Fast multiparametric imaging leads the way. (A) Fast chemical microscopy (QI with hydrophobic tips) reveals hydrophobic and hydrophilic nanodomains with unprecedented resolution on mycobacterial cells. Adapted from reference 112 with permission of the publisher. (B) QI used in combination with SCFS and single S. aureus cell probes versus corneocytes cells. Adapted from reference 113 with permission of the publisher. (C) PFT mode with a virus-functionalized tip probing a host cell. Adapted from reference 117 with permission of the publisher. For all panels, on the left are cartoons of the different multiparametric imaging approaches used. The middle portions show height images, and the right portions show corresponding adhesion maps.

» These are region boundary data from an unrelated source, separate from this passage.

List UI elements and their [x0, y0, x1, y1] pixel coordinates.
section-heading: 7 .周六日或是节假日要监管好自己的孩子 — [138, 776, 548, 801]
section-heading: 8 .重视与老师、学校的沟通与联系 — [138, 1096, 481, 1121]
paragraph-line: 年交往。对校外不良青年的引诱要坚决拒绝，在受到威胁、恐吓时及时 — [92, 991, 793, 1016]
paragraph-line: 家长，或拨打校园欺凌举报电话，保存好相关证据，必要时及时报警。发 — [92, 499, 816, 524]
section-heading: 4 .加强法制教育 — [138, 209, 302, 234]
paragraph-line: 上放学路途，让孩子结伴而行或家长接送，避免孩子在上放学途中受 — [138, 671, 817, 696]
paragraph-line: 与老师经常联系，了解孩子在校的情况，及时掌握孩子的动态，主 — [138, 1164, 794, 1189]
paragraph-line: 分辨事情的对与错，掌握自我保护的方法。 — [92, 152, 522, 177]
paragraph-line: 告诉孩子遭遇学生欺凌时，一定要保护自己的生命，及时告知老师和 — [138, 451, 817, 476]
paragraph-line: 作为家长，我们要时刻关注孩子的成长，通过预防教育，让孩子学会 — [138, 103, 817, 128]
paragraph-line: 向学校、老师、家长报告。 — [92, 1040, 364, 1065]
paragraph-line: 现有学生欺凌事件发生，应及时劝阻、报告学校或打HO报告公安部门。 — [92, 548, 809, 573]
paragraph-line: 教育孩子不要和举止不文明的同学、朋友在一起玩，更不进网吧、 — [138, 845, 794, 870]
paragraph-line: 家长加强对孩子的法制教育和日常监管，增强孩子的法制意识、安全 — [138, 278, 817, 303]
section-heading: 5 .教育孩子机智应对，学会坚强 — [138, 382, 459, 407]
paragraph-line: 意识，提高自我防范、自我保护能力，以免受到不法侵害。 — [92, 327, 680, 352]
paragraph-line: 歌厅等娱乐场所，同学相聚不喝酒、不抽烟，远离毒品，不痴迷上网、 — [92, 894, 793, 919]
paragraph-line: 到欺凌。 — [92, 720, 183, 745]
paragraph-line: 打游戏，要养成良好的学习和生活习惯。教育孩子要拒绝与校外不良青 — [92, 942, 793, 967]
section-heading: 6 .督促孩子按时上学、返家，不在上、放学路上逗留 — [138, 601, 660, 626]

In panel A, a zoom of a high-resolution adhesion map recorded on one cell is also shown.

CONCLUSION

AFM has demonstrated that adhesins are engaged in a wealth of molecular interactions, with mechanical strengths ranging from a few dozen piconewtons to several nanonewtons. Perhaps the most exciting discovery of the recent years is that staphylococcal adhesins engage in ultrastrong catch bond interactions that are much stronger than any noncovalent biological interaction studied so far. These interactions are activated by mechanical force, offering the pathogens an elegant means to withstand physiological shear forces during adhesion and colonization. Other major achievements are the measurements of homophilic binding forces involved in cell aggregation, of the adhesive and mechanical responses of bacterial pili when interacting with a substrate, and of the interaction forces between pathogens and either host proteins or host cells. These novel insights open up new avenues for the identification of small inhibitors to prevent pathogen adhesion and invasion.